Bond market remains under pressure
The New Zealand bond market remained under pressure, with the 10-year yield rising to 3.65% end-April from 3.27% a month prior. It has still been a tough year so far for New Zealand bonds amid pressure from inflation. That said, the market in New Zealand has been an outperformer among global peers since the beginning of 2022. Central banks globally have a strong desire to rein in inflation expectations because they lead to wage and price setting behaviour, which will be harder to control down the road if left unchecked.

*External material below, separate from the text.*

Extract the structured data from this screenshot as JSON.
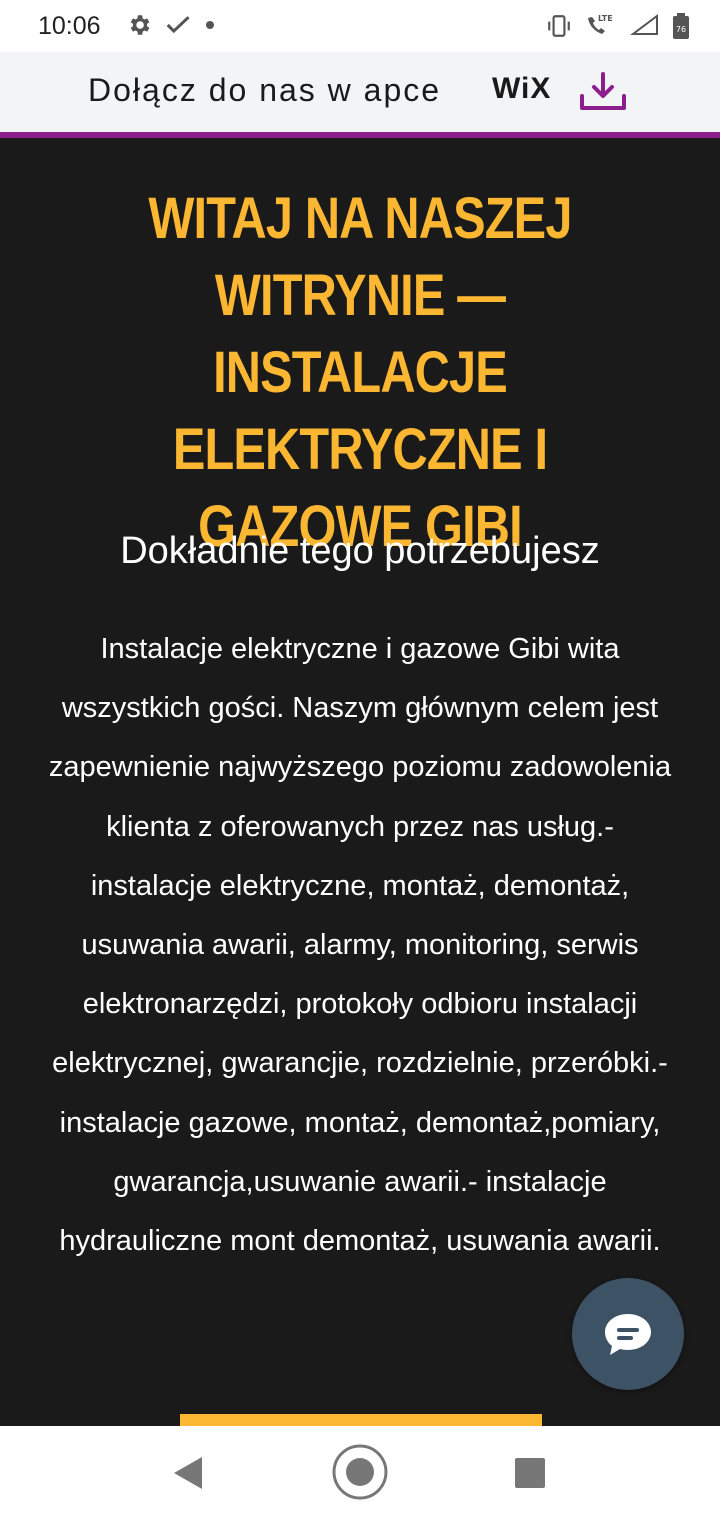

New Zealand’s tightening cycle well ahead of its peers
New Zealand’s tightening cycle is well ahead of other countries, with the Reserve Bank of New Zealand (RBNZ) raising the Official Cash Rate (OCR) in October 2021. The OCR is currently at 1.5%, having started the latest tightening cycle at 0.25%. Mortgage rates have been rising above the cash rate as the market has been trying to price in further RBNZ moves into long-term rates. House prices peaked around October to November of 2021 and have declined since then, mainly in population centres such as Auckland and Wellington. We believe that this negative wealth effect on the economy should not be underestimated.
Re-opened borders helpful for the economy, but tourist sector recovery could be slow
The general level of prices in New Zealand is rising far more quickly than incomes, and this has taken a toll on consumer confidence. The re-opening of the country’s borders after a series of tough COVID-19 restrictions will be helpful for the economy, but the tourist sector’s recovery is likely to be slow. Neighbouring Australia re-opened its borders slightly ahead of New Zealand, but it hasn’t seen a big surge in inbound tourism. Both Australia and New Zealand are heavily reliant on Chinese tourists, who may not be able to leave their country in a significant way until 2023 or later. Furthermore, tourists originating elsewhere in the northern hemisphere may refrain from immediately taking long-haul journeys.

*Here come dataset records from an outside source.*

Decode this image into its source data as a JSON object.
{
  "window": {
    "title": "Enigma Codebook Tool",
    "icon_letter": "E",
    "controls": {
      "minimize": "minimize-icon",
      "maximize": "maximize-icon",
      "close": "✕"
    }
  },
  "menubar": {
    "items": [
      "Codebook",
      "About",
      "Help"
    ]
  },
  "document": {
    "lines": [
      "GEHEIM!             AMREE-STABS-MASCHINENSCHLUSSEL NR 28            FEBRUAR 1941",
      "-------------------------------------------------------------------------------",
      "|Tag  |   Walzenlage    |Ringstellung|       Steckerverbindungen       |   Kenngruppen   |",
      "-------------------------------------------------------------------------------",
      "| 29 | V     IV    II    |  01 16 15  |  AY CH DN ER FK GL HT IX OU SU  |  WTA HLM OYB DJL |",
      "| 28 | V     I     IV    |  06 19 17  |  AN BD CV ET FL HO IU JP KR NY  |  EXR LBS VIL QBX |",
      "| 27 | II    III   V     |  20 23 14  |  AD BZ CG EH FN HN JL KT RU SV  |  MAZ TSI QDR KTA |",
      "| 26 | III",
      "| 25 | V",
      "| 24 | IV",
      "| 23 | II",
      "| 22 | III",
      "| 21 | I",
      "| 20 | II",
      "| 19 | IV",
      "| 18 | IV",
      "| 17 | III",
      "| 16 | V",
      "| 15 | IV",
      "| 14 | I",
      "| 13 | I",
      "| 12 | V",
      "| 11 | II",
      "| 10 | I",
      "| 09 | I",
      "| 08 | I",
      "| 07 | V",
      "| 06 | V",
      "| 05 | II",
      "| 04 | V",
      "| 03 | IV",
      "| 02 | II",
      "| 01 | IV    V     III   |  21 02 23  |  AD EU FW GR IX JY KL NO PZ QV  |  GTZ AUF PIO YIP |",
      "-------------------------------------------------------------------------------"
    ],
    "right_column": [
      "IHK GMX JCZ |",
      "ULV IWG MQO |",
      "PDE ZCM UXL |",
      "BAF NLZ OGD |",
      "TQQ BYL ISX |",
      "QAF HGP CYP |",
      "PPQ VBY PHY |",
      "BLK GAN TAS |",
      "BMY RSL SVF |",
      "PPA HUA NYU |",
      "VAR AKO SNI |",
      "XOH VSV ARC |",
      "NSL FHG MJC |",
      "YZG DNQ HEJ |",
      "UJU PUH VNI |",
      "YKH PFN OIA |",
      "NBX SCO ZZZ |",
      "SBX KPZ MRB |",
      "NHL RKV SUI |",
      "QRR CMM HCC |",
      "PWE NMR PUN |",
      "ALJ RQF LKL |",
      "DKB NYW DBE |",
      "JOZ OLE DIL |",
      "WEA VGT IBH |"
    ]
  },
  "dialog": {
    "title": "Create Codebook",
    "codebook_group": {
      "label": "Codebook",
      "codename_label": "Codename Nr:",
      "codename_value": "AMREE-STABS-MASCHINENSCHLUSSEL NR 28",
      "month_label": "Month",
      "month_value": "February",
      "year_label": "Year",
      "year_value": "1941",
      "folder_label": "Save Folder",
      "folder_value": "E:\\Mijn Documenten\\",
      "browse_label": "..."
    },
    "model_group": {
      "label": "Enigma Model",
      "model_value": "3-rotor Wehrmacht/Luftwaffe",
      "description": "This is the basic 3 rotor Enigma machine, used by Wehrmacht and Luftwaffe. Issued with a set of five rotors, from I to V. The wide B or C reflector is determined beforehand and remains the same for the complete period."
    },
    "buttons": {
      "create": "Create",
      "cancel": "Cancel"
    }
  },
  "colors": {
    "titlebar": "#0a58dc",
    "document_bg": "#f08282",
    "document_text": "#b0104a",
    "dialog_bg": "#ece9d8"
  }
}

Labour market strong, for now
One bright spot in the economy is the consistently strong labour market, which we are keeping a close eye on. However, if the labour market is unable to hold up, the RBNZ may have to backtrack on its rate hike projections. For now, the central bank is expected to hike the OCR by 50 basis points at its next policy meeting on 25 May. The RBNZ’s perceived high point for the cash rate remains 3.25% to 3.50%, to be reached late in 2023 or early 2024. Tools such as loan-to-value ratio and debt-to-income ratio restrictions could become a permanent part of the RBNZ’s toolkit to control the housing market and therefore the economy. These tools may impact the interest rate market as the RBNZ will become less reliant on interest rate adjustments.